Nicolas Charaux © privat

When he’s in town, the director makes a point of frequently taking in Max Reinhardt Seminar productions. “As a student, you’re still somewhat sheltered. You can give yourself over entirely to one single thing. You’re free to try out what you want, and it’s also okay to fail. That’s very important, and it’s a wonderful premise under which to do theatre.”

Dino Pešut’s play is about four young people—all of whom were born in Sisak, a small town in Croatia, in 1990—whose childhoods were overshadowed by war. For this play, the Croatian author (himself born in 1990) received the 2018 Deutscher Jugendtheaterpreis [German Youth Theatre Award]. “He creates this wonderful overall impression of a young generation in search of its identity before the backdrop of a society that’s growing ever more divided. The story revolves around four people who bear within them the fresh traumas of a war that nobody’s really gotten over yet, though they’re otherwise very much like the rest of us in all kinds of ways,” said the director with his eyes trained on the play’s upcoming première. In working with actors, it’s above all “trust, the joy of acting itself, and a penchant for precision” that are important to Charaux.

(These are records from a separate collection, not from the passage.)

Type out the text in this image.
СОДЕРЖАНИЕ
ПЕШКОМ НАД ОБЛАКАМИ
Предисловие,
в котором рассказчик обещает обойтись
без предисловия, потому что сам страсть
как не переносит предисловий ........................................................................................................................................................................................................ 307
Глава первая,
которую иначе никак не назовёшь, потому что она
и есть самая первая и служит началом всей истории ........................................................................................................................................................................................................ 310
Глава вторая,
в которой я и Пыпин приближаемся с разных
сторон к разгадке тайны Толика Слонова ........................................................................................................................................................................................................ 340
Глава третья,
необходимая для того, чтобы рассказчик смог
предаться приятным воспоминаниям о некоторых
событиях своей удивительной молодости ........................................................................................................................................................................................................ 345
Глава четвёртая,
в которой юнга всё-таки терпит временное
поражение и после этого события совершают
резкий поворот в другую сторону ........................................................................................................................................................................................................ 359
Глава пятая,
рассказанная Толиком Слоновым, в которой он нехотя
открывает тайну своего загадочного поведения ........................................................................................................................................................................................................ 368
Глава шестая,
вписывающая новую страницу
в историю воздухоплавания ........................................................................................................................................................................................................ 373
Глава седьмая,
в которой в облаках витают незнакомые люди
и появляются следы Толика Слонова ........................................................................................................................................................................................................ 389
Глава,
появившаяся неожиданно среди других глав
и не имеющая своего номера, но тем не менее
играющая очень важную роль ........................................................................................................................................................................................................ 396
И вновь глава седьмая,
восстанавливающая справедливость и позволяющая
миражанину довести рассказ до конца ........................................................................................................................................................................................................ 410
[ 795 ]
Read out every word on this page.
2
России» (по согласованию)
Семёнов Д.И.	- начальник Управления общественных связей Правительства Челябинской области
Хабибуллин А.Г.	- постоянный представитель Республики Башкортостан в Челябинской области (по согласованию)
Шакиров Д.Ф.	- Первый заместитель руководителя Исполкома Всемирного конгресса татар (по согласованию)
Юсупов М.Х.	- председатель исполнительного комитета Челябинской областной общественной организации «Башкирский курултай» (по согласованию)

Tamara Metelka © Binh Truong

Tamara Metelka and Florian Reiners, who both belong to the Max Reinhardt Seminar’s leading team, likewise harbour great expectations for this new production: “We’ve already done occasional projects together with the Burgtheater in the past, and we’re looking forward quite a lot to the upcoming production at the Vestibül. Performances like these enable students to confront the realities of professional theatrical work: they experience how a production runs at a large theatre, and that helps them to prepare for their future everyday working lives.”

Florian Reiners © Marcus Gaertner

Student actors were chosen for this production in a process that involved both the theatre and the guest director. “For the Seminar, the students’ respective levels of training represent one of the key elements in such decisions,” explain Metelka and Reiners. Throughout the rehearsal process, the students are accompanied by teaching staff members from the Max Reinhardt Seminar. “The instructors maintain an ongoing working dialogue with the students and also—in coordination with the directorial level—support them both in their preparations and in their work during the rehearsal phase.” For both acting and directing students, it’s not uncommon for such cooperative arrangements to end up being starting points for careers at Viennese theatres. During the season that’s currently beginning, for instance, the still-young directing graduate Mira Stadler will be heading up a production at the Burgtheater, while 2018 acting graduate Max Gindorff will also be arriving there. “For these two, their being hired represents an ideal transition from their studies to their working lives. We’re very proud of Mira Stadler and Max Gindorff, as we are of all Max Reinhardt Seminar graduates, and we’re looking forward to experiencing their productions soon,” says the Seminar’s happily expectant leading team of these two graduates’ success.

Der (vor)letzte Panda (in its first-ever German-language production, to première on 26 Sept.) can be seen as part of the series “Burgtheater Studio”, with which the theatre is making a point of reaching out to young audiences—in this case, to young people ages 14 and up.